75.0 mL of a 1.20 M solution is diluted to a total volume of 248 mL. A 124-mL portion of that solution is diluted by adding 111 mL of water. What is the final concentration? Assume the volumes are additive.
1.20 x (75.0/248) x [124/(124+111)] = ?
To find the final concentration, we can use the formula:
\(C_1V_1 = C_2V_2\)
where:
\(C_1\) = initial concentration of the solution
\(V_1\) = initial volume of the solution
\(C_2\) = final concentration of the solution
\(V_2\) = final volume of the solution
Given:
\(C_1 = 1.20 \, \text{M}\) (initial concentration)

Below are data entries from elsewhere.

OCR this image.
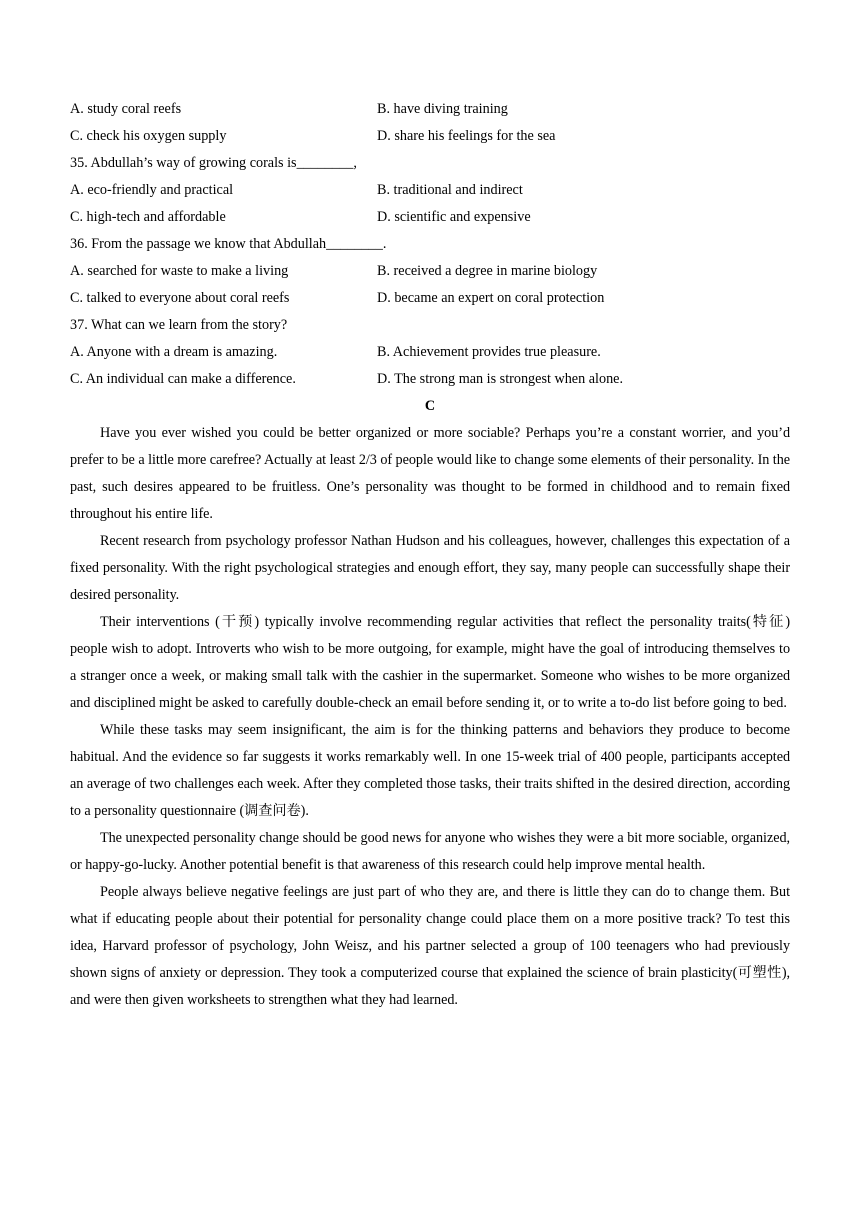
A. study coral reefs	B. have diving training
C. check his oxygen supply	D. share his feelings for the sea
35. Abdullah’s way of growing corals is________,
A. eco-friendly and practical	B. traditional and indirect
C. high-tech and affordable	D. scientific and expensive
36. From the passage we know that Abdullah________.
A. searched for waste to make a living	B. received a degree in marine biology
C. talked to everyone about coral reefs	D. became an expert on coral protection
37. What can we learn from the story?
A. Anyone with a dream is amazing.	B. Achievement provides true pleasure.
C. An individual can make a difference.	D. The strong man is strongest when alone.
C

Have you ever wished you could be better organized or more sociable? Perhaps you’re a constant worrier, and you’d prefer to be a little more carefree? Actually at least 2/3 of people would like to change some elements of their personality. In the past, such desires appeared to be fruitless. One’s personality was thought to be formed in childhood and to remain fixed throughout his entire life.

Recent research from psychology professor Nathan Hudson and his colleagues, however, challenges this expectation of a fixed personality. With the right psychological strategies and enough effort, they say, many people can successfully shape their desired personality.

Their interventions (干预) typically involve recommending regular activities that reflect the personality traits(特征) people wish to adopt. Introverts who wish to be more outgoing, for example, might have the goal of introducing themselves to a stranger once a week, or making small talk with the cashier in the supermarket. Someone who wishes to be more organized and disciplined might be asked to carefully double-check an email before sending it, or to write a to-do list before going to bed.

While these tasks may seem insignificant, the aim is for the thinking patterns and behaviors they produce to become habitual. And the evidence so far suggests it works remarkably well. In one 15-week trial of 400 people, participants accepted an average of two challenges each week. After they completed those tasks, their traits shifted in the desired direction, according to a personality questionnaire (调查问卷).

The unexpected personality change should be good news for anyone who wishes they were a bit more sociable, organized, or happy-go-lucky. Another potential benefit is that awareness of this research could help improve mental health.

People always believe negative feelings are just part of who they are, and there is little they can do to change them. But what if educating people about their potential for personality change could place them on a more positive track? To test this idea, Harvard professor of psychology, John Weisz, and his partner selected a group of 100 teenagers who had previously shown signs of anxiety or depression. They took a computerized course that explained the science of brain plasticity(可塑性), and were then given worksheets to strengthen what they had learned.
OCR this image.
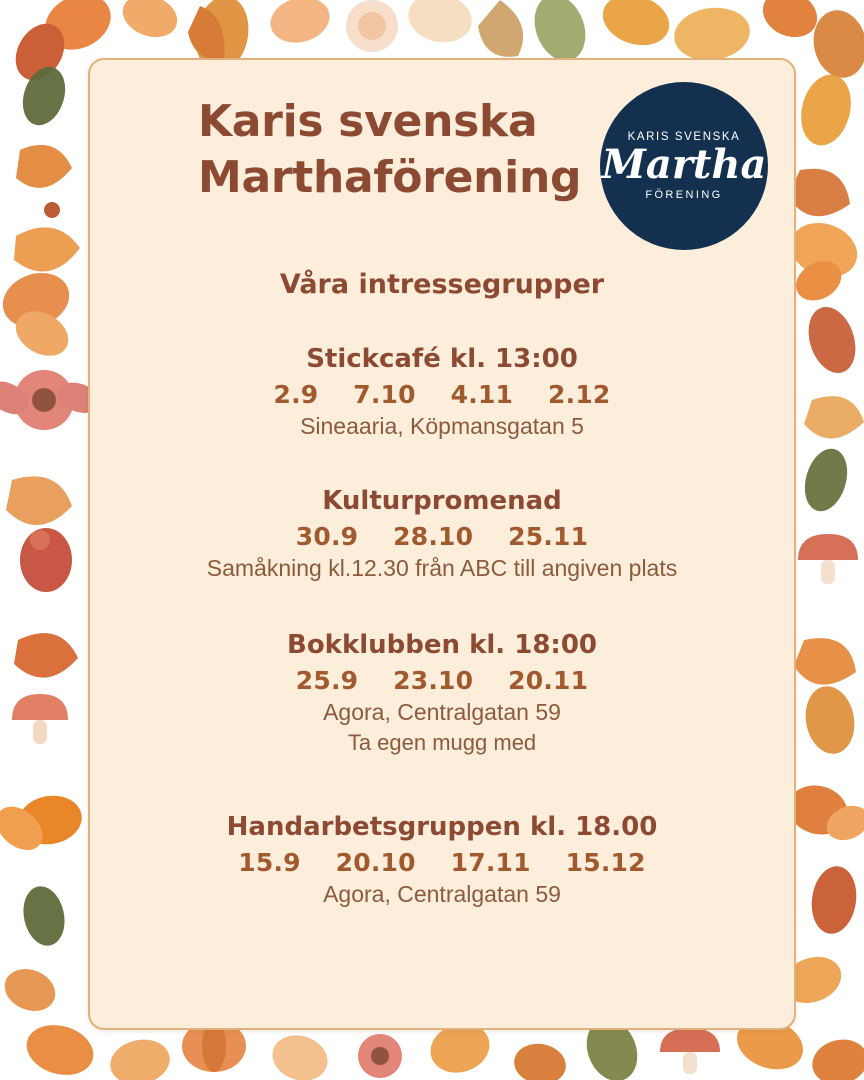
Karis svenska
Marthaförening
KARIS SVENSKA
Martha
FÖRENING
Våra intressegrupper
Stickcafé kl. 13:00
2.9 7.10 4.11 2.12
Sineaaria, Köpmansgatan 5
Kulturpromenad
30.9 28.10 25.11
Samåkning kl.12.30 från ABC till angiven plats
Bokklubben kl. 18:00
25.9 23.10 20.11
Agora, Centralgatan 59
Ta egen mugg med
Handarbetsgruppen kl. 18.00
15.9 20.10 17.11 15.12
Agora, Centralgatan 59
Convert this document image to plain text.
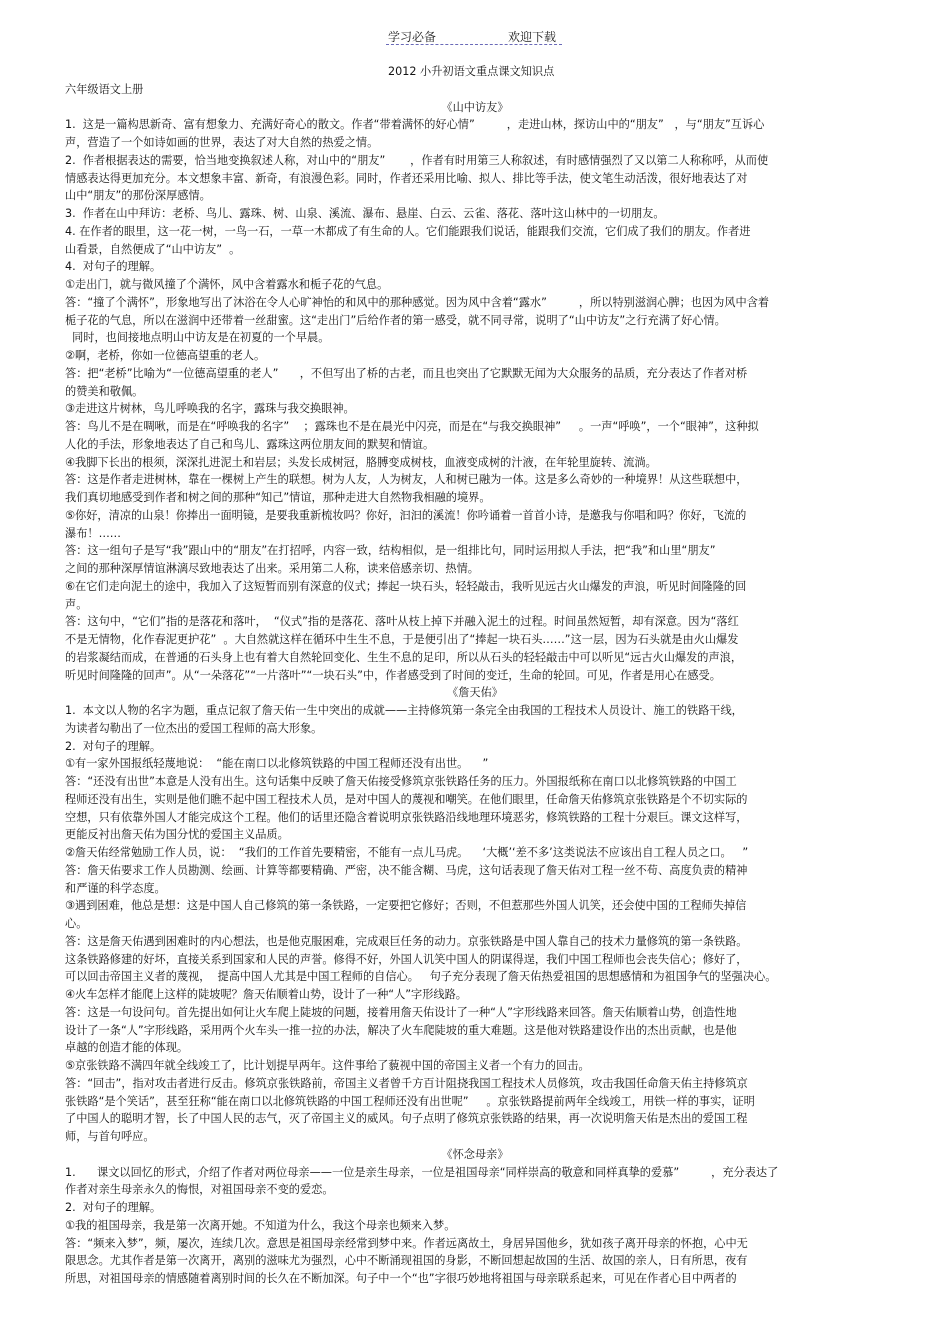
学习必备	欢迎下载
2012 小升初语文重点课文知识点
六年级语文上册
《山中访友》
1.  这是一篇构思新奇、富有想象力、充满好奇心的散文。作者“带着满怀的好心情”         ，走进山林，探访山中的“朋友”   ，与“朋友”互诉心
声，营造了一个如诗如画的世界，表达了对大自然的热爱之情。
2.  作者根据表达的需要，恰当地变换叙述人称，对山中的“朋友”       ，作者有时用第三人称叙述，有时感情强烈了又以第二人称称呼，从而使
情感表达得更加充分。本文想象丰富、新奇，有浪漫色彩。同时，作者还采用比喻、拟人、排比等手法，使文笔生动活泼，很好地表达了对
山中“朋友”的那份深厚感情。
3.  作者在山中拜访：老桥、鸟儿、露珠、树、山泉、溪流、瀑布、悬崖、白云、云雀、落花、落叶这山林中的一切朋友。
4. 在作者的眼里，这一花一树，一鸟一石，一草一木都成了有生命的人。它们能跟我们说话，能跟我们交流，它们成了我们的朋友。作者进
山看景，自然便成了“山中访友”  。
4.  对句子的理解。
①走出门，就与微风撞了个满怀，风中含着露水和栀子花的气息。
答：“撞了个满怀”，形象地写出了沐浴在令人心旷神怡的和风中的那种感觉。因为风中含着“露水”         ，所以特别滋润心脾；也因为风中含着
栀子花的气息，所以在滋润中还带着一丝甜蜜。这“走出门”后给作者的第一感受，就不同寻常，说明了“山中访友”之行充满了好心情。
同时，也间接地点明山中访友是在初夏的一个早晨。
②啊，老桥，你如一位德高望重的老人。
答：把“老桥”比喻为“一位德高望重的老人”      ，不但写出了桥的古老，而且也突出了它默默无闻为大众服务的品质，充分表达了作者对桥
的赞美和敬佩。
③走进这片树林，鸟儿呼唤我的名字，露珠与我交换眼神。
答：鸟儿不是在啁啾，而是在“呼唤我的名字”    ；露珠也不是在晨光中闪亮，而是在“与我交换眼神”     。一声“呼唤”，一个“眼神”，这种拟
人化的手法，形象地表达了自己和鸟儿、露珠这两位朋友间的默契和情谊。
④我脚下长出的根须，深深扎进泥土和岩层；头发长成树冠，胳膊变成树枝，血液变成树的汁液，在年轮里旋转、流淌。
答：这是作者走进树林，靠在一棵树上产生的联想。树为人友，人为树友，人和树已融为一体。这是多么奇妙的一种境界！从这些联想中，
我们真切地感受到作者和树之间的那种“知己”情谊，那种走进大自然物我相融的境界。
⑤你好，清凉的山泉！你捧出一面明镜，是要我重新梳妆吗？你好，汩汩的溪流！你吟诵着一首首小诗，是邀我与你唱和吗？你好，飞流的
瀑布！……
答：这一组句子是写“我”跟山中的“朋友”在打招呼，内容一致，结构相似，是一组排比句，同时运用拟人手法，把“我”和山里“朋友”
之间的那种深厚情谊淋漓尽致地表达了出来。采用第二人称，读来倍感亲切、热情。
⑥在它们走向泥土的途中，我加入了这短暂而别有深意的仪式；捧起一块石头，轻轻敲击，我听见远古火山爆发的声浪，听见时间隆隆的回
声。
答：这句中，“它们”指的是落花和落叶，  “仪式”指的是落花、落叶从枝上掉下并融入泥土的过程。时间虽然短暂，却有深意。因为“落红
不是无情物，化作春泥更护花”  。大自然就这样在循环中生生不息，于是便引出了“捧起一块石头……”这一层，因为石头就是由火山爆发
的岩浆凝结而成，在普通的石头身上也有着大自然轮回变化、生生不息的足印，所以从石头的轻轻敲击中可以听见“远古火山爆发的声浪，
听见时间隆隆的回声”。从“一朵落花”“一片落叶”“一块石头”中，作者感受到了时间的变迁，生命的轮回。可见，作者是用心在感受。
《詹天佑》
1.  本文以人物的名字为题，重点记叙了詹天佑一生中突出的成就——主持修筑第一条完全由我国的工程技术人员设计、施工的铁路干线，
为读者勾勒出了一位杰出的爱国工程师的高大形象。
2.  对句子的理解。
①有一家外国报纸轻蔑地说：  “能在南口以北修筑铁路的中国工程师还没有出世。    ”
答：“还没有出世”本意是人没有出生。这句话集中反映了詹天佑接受修筑京张铁路任务的压力。外国报纸称在南口以北修筑铁路的中国工
程师还没有出生，实则是他们瞧不起中国工程技术人员，是对中国人的蔑视和嘲笑。在他们眼里，任命詹天佑修筑京张铁路是个不切实际的
空想，只有依靠外国人才能完成这个工程。他们的话里还隐含着说明京张铁路沿线地理环境恶劣，修筑铁路的工程十分艰巨。课文这样写，
更能反衬出詹天佑为国分忧的爱国主义品质。
②詹天佑经常勉励工作人员，说：  “我们的工作首先要精密，不能有一点儿马虎。    ‘大概’‘差不多’这类说法不应该出自工程人员之口。   ”
答：詹天佑要求工作人员勘测、绘画、计算等都要精确、严密，决不能含糊、马虎，这句话表现了詹天佑对工程一丝不苟、高度负责的精神
和严谨的科学态度。
③遇到困难，他总是想：这是中国人自己修筑的第一条铁路，一定要把它修好；否则，不但惹那些外国人讥笑，还会使中国的工程师失掉信
心。
答：这是詹天佑遇到困难时的内心想法，也是他克服困难，完成艰巨任务的动力。京张铁路是中国人靠自己的技术力量修筑的第一条铁路。
这条铁路修建的好坏，直接关系到国家和人民的声誉。修得不好，外国人讥笑中国人的阴谋得逞，我们中国工程师也会丧失信心；修好了，
可以回击帝国主义者的蔑视，  提高中国人尤其是中国工程师的自信心。   句子充分表现了詹天佑热爱祖国的思想感情和为祖国争气的坚强决心。
④火车怎样才能爬上这样的陡坡呢？詹天佑顺着山势，设计了一种“人”字形线路。
答：这是一句设问句。首先提出如何让火车爬上陡坡的问题，接着用詹天佑设计了一种“人”字形线路来回答。詹天佑顺着山势，创造性地
设计了一条“人”字形线路，采用两个火车头一推一拉的办法，解决了火车爬陡坡的重大难题。这是他对铁路建设作出的杰出贡献，也是他
卓越的创造才能的体现。
⑤京张铁路不满四年就全线竣工了，比计划提早两年。这件事给了藐视中国的帝国主义者一个有力的回击。
答：“回击”，指对攻击者进行反击。修筑京张铁路前，帝国主义者曾千方百计阻挠我国工程技术人员修筑，攻击我国任命詹天佑主持修筑京
张铁路“是个笑话”，甚至狂称“能在南口以北修筑铁路的中国工程师还没有出世呢”     。京张铁路提前两年全线竣工，用铁一样的事实，证明
了中国人的聪明才智，长了中国人民的志气，灭了帝国主义的威风。句子点明了修筑京张铁路的结果，再一次说明詹天佑是杰出的爱国工程
师，与首句呼应。
《怀念母亲》
1.      课文以回忆的形式，介绍了作者对两位母亲——一位是亲生母亲，一位是祖国母亲“同样崇高的敬意和同样真挚的爱慕”         ，充分表达了
作者对亲生母亲永久的悔恨，对祖国母亲不变的爱恋。
2.  对句子的理解。
①我的祖国母亲，我是第一次离开她。不知道为什么，我这个母亲也频来入梦。
答：“频来入梦”，频，屡次，连续几次。意思是祖国母亲经常到梦中来。作者远离故土，身居异国他乡，犹如孩子离开母亲的怀抱，心中无
限思念。尤其作者是第一次离开，离别的滋味尤为强烈，心中不断涌现祖国的身影，不断回想起故国的生活、故国的亲人，日有所思，夜有
所思，对祖国母亲的情感随着离别时间的长久在不断加深。句子中一个“也”字很巧妙地将祖国与母亲联系起来，可见在作者心目中两者的
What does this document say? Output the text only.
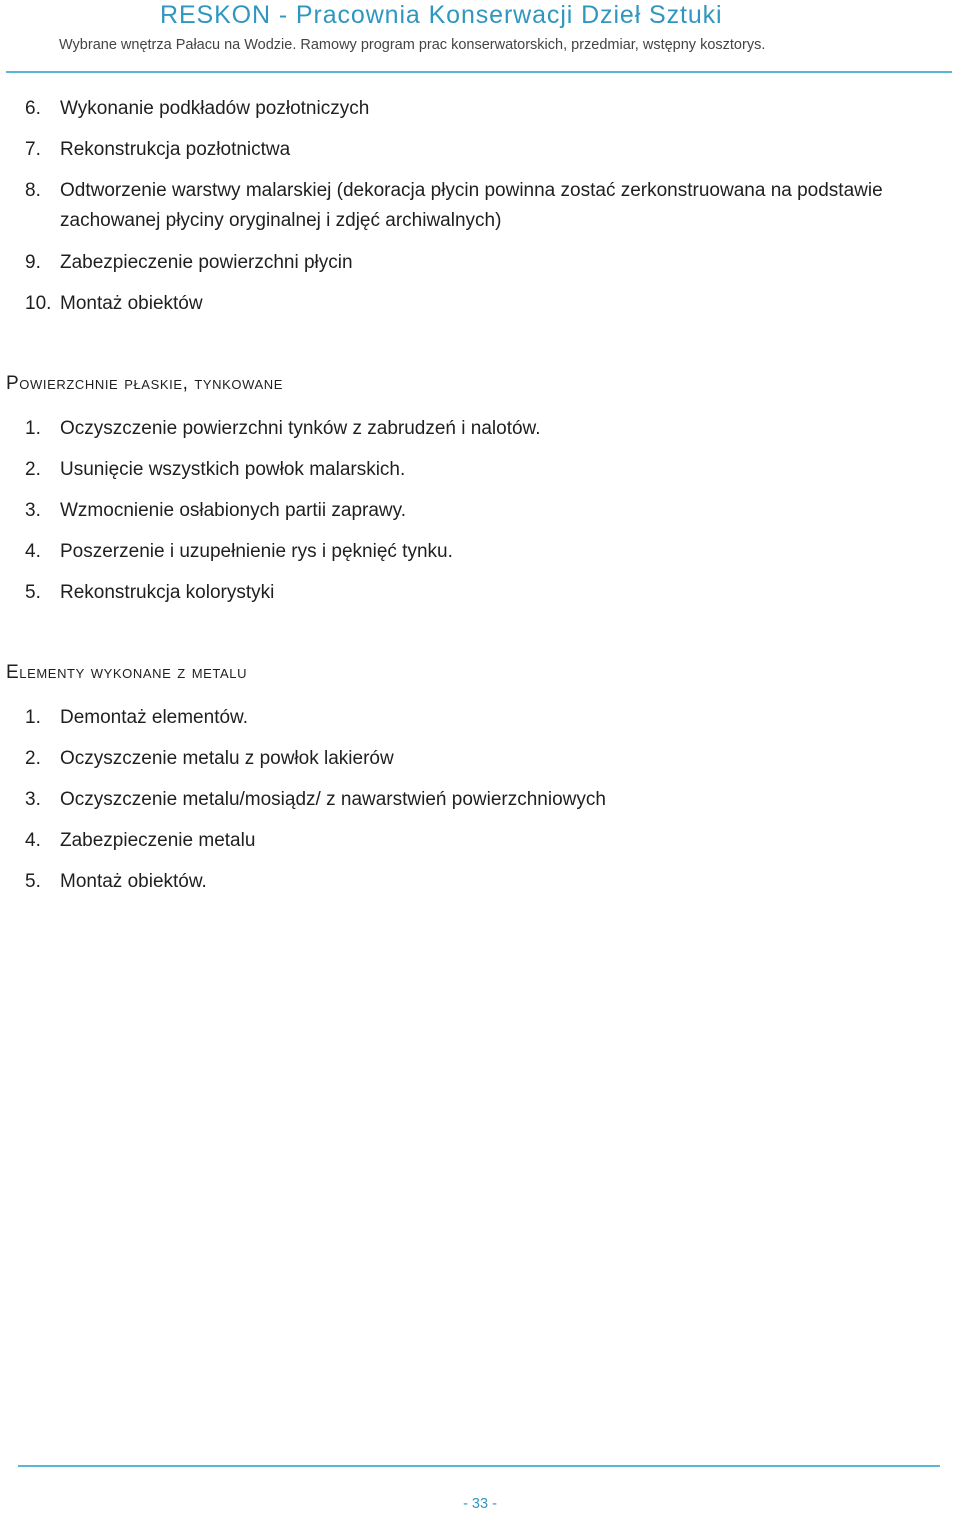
RESKON - Pracownia Konserwacji Dzieł Sztuki
Wybrane wnętrza Pałacu na Wodzie. Ramowy program prac konserwatorskich, przedmiar, wstępny kosztorys.
6. Wykonanie podkładów pozłotniczych
7. Rekonstrukcja pozłotnictwa
8. Odtworzenie warstwy malarskiej (dekoracja płycin powinna zostać zerkonstruowana na podstawie zachowanej płyciny oryginalnej i zdjęć archiwalnych)
9. Zabezpieczenie powierzchni płycin
10. Montaż obiektów
Powierzchnie płaskie, tynkowane
1. Oczyszczenie powierzchni tynków z zabrudzeń i nalotów.
2. Usunięcie wszystkich powłok malarskich.
3. Wzmocnienie osłabionych partii zaprawy.
4. Poszerzenie i uzupełnienie rys i pęknięć tynku.
5. Rekonstrukcja kolorystyki
Elementy wykonane z metalu
1. Demontaż elementów.
2. Oczyszczenie metalu z powłok lakierów
3. Oczyszczenie metalu/mosiądz/ z nawarstwień powierzchniowych
4. Zabezpieczenie metalu
5. Montaż obiektów.
- 33 -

\(V_1 = 75.0 \, \text{mL}\) (initial volume)
\(V_2 = 248 \, \text{mL}\) (final volume)
First, we need to find the final concentration after diluting the 75.0 mL of 1.20 M solution to a total volume of 248 mL. We can rearrange the formula as:
\(C_2 = \frac{{C_1 \times V_1}}{{V_2}}\)
Substituting the given values:
\(C_2 = \frac{{1.20 \, \text{M} \times 75.0 \, \text{mL}}}{{248 \, \text{mL}}}\)
\(C_2 = 0.3636 \, \text{M}\)
Now that we have found the final concentration after diluting the 75.0 mL of solution to 248 mL, we need to dilute a 124 mL portion of that solution by adding 111 mL of water. Since volumes are additive, the final volume is:
\(V_2 = 124 \, \text{mL} + 111 \, \text{mL} = 235 \, \text{mL}\)
Using the formula \(C_1V_1 = C_2V_2\), we can find the final concentration (\(C_2\)) after diluting the 124 mL portion:
\(C_2 = \frac{{C_1 \times V_1}}{{V_2}}\)
Substituting the values:
\(C_2 = \frac{{0.3636 \, \text{M} \times 124 \, \text{mL}}}{{235 \, \text{mL}}}\)
\(C_2 = 0.1922 \, \text{M}\)
Therefore, the final concentration after diluting the 124 mL portion with 111 mL of water is 0.1922 M.